In an ERISA fiduciary suit brought by 401k plan participants, a Minnesota judge has denied most of the motions by the attorneys for the plan sponsor, Ameriprise Financial, to dismiss the complaint.

A U.S. District Court Judge in Minnesota has denied a request from Ameriprise Financial to dismiss all complaints by participants in its own 401(k) plan, who claim that Ameriprise charged excessive fees and placed them in poorly performing Ameriprise funds, while benefitting at their expense from the operation of the plan.

The case, Krueger et al. v. Ameriprise Financial, Inc., et. al, had been filed on behalf of all Ameriprise Financial employees, former employees, and retirees who are in the 401(k) plan sponsored by Ameriprise. According to Judge Susan Richard Nelson’s November 20 opinion:

“Plaintiffs have plausibly pled that Defendants did not discharge their duties solely in the interest of the participants and beneficiaries of the Plans. Plaintiffs allege that Defendants chose investment options with poor or non-existent performance histories relative to other investment options that were available to the Plan. Plaintiffs have also plausibly claimed that Defendants continued to choose novel or poorly performing affiliated fund investment options for the Plan instead of more established and better performing alternatives.

Plaintiffs have pointed to prudent alternatives to Ameriprise affiliated funds that Defendants could have chosen as investment options for the Plan. It is also plausible that Defendants may have selected higher-cost share classes when lower-cost share classes were available because they received benefits for doing so.
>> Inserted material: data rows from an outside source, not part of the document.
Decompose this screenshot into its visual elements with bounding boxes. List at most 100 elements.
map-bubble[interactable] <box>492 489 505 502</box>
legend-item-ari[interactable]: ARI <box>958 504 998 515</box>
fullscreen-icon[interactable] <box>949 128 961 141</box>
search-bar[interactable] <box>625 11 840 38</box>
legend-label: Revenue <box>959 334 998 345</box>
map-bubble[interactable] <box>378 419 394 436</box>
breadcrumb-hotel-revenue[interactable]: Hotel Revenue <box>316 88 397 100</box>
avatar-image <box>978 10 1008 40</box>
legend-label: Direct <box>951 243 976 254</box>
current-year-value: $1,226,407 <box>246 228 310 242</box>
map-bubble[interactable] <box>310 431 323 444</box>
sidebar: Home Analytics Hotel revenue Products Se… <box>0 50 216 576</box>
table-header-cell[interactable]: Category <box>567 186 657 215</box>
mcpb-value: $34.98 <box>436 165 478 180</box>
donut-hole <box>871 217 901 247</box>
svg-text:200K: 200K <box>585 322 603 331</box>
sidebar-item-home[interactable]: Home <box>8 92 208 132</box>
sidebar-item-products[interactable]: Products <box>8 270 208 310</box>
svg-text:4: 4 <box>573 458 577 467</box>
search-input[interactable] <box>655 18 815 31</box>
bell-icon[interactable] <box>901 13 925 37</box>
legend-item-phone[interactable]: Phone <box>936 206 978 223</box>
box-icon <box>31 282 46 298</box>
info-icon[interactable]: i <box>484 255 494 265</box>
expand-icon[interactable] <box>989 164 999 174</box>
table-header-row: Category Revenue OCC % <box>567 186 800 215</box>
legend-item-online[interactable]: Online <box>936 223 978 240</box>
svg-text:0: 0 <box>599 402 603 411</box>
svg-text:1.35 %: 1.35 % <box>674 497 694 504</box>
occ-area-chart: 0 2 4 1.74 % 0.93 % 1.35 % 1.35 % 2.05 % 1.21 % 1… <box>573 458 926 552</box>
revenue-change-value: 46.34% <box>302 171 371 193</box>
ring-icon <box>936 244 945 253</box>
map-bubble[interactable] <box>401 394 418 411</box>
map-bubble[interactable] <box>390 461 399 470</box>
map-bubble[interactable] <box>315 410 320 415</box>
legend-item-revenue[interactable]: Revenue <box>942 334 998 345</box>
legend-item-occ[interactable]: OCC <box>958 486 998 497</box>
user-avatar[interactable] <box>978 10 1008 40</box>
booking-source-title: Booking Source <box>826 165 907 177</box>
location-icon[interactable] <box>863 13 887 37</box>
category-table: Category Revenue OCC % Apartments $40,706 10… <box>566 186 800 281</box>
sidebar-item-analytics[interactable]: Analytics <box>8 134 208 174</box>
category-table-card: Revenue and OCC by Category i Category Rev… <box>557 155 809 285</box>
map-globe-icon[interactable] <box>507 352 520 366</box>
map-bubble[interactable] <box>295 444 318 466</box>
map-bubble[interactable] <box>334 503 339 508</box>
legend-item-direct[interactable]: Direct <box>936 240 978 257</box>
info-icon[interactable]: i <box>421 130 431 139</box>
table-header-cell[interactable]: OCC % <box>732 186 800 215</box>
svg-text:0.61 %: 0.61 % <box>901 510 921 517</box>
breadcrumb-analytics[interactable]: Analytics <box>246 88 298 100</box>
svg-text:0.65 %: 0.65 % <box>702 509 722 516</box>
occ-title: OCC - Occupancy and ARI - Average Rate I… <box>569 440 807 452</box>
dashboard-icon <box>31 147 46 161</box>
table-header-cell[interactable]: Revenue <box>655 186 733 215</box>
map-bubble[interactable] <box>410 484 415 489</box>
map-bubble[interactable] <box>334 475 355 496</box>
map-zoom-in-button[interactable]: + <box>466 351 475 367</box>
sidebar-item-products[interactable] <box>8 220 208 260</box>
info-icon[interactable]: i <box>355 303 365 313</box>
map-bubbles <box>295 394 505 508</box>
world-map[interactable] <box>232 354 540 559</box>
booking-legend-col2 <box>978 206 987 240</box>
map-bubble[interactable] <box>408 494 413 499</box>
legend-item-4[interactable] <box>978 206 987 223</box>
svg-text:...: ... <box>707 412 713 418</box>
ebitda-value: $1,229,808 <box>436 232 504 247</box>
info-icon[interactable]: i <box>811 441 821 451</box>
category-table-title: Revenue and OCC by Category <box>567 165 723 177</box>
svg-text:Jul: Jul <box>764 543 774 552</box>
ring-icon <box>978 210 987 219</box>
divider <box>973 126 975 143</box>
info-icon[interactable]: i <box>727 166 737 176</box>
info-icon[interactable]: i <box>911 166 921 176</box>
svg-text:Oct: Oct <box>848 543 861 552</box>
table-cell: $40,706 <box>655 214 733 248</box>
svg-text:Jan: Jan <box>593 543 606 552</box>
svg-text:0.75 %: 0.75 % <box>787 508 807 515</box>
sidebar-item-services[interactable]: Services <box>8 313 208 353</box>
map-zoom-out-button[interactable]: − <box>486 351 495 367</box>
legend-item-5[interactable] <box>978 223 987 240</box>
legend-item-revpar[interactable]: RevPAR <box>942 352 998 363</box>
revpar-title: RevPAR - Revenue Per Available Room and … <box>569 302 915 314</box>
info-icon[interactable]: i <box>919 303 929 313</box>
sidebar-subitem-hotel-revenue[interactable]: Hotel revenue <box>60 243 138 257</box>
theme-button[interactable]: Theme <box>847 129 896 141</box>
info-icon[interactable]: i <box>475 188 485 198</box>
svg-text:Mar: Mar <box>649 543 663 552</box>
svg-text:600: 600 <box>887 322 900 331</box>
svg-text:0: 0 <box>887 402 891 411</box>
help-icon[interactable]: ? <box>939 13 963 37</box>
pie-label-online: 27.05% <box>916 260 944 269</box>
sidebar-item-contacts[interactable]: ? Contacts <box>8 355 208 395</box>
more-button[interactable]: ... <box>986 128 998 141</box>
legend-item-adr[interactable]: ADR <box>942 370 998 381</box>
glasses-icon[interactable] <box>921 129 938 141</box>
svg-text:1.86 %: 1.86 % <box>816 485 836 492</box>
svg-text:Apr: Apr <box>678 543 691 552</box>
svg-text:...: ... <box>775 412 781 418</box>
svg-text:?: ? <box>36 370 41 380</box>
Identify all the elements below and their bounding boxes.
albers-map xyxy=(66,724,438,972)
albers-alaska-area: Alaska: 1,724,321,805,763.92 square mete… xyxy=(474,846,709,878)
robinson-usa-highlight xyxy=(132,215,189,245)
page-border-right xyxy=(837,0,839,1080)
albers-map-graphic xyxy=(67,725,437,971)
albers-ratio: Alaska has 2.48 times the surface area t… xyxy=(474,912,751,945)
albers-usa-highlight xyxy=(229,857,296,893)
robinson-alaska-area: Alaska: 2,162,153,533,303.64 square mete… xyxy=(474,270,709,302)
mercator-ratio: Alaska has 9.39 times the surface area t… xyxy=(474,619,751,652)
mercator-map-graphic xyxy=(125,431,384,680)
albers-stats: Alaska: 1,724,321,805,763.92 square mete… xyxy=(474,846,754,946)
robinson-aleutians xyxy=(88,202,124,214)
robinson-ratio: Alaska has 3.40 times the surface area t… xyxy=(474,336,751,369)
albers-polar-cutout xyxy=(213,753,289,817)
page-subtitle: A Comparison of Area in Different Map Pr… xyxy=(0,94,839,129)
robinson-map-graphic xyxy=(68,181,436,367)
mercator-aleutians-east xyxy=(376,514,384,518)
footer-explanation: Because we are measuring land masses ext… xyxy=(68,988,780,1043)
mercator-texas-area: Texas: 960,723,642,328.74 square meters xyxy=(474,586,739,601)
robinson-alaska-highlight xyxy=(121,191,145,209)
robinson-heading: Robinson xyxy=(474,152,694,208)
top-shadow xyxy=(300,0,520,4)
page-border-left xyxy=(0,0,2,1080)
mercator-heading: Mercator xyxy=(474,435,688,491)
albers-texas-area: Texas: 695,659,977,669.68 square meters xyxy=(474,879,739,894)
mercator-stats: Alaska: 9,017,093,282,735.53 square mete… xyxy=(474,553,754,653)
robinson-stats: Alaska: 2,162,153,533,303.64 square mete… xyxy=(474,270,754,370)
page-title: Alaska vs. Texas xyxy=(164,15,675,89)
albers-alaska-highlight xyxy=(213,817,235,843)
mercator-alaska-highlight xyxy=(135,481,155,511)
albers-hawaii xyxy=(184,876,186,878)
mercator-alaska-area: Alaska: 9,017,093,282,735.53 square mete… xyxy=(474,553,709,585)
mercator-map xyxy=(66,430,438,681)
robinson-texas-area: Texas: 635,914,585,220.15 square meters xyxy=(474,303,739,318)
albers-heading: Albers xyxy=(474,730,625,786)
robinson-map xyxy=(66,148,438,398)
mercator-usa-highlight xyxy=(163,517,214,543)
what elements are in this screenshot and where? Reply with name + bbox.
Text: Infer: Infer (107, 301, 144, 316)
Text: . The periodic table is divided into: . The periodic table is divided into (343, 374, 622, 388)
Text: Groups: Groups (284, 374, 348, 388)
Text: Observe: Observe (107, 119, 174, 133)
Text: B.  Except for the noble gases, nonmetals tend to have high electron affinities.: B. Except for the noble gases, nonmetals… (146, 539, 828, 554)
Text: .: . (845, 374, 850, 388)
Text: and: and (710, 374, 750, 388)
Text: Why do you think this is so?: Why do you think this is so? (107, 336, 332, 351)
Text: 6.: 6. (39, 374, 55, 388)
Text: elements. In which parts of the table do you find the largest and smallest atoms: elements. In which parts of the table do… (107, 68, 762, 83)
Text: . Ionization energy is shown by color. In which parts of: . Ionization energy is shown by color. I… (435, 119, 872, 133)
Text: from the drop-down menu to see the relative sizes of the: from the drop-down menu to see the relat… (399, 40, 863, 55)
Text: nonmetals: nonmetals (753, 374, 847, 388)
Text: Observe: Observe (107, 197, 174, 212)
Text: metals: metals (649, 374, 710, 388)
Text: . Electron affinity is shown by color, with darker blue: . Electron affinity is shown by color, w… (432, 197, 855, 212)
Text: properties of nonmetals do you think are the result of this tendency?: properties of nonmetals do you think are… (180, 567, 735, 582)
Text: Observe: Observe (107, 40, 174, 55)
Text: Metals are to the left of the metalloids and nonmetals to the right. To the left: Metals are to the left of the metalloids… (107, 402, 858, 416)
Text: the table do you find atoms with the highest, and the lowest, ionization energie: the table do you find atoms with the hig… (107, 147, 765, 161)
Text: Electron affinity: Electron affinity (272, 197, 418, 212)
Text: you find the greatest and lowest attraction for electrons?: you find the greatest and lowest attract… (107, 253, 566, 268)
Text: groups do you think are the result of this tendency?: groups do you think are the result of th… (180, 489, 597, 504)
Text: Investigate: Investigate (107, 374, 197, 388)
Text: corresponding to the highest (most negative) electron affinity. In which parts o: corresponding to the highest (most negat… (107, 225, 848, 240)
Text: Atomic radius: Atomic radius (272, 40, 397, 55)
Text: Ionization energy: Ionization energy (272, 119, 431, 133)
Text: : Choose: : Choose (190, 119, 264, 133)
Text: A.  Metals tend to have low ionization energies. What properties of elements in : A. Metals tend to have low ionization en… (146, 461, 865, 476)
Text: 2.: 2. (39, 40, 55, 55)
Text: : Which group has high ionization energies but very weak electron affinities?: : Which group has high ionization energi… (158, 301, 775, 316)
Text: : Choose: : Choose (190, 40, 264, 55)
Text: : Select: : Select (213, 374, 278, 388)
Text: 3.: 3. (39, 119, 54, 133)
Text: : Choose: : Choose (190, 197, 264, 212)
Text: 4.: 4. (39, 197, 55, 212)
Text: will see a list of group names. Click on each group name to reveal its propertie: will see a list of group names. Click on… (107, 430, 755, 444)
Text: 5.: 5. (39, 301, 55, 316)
Moreover, based on Plaintiffs’ allegations, it is also plausible that the process Defendants used to choose Plan investments was flawed.

The complaint alleges that the Defendant selected certain investment options for the Plan despite the availability of better options. The complaint further alleges that these options were chosen to benefit defendants at the expense of Plaintiffs. If these allegations are substantiated, then the process by which Defendants selected and managed the funds in the Plan would have been tainted “by failure of effort, competence, or loyalty.”

The St. Louis law firm representing the plaintiffs, Schlichter, Bogard and Denton, LLP is the same firm that last March won the case of Tussey versus ABB, Inc., in which found a plan sponsor was held responsible for $35.2 million in damages for violation of fiduciary duty to participants.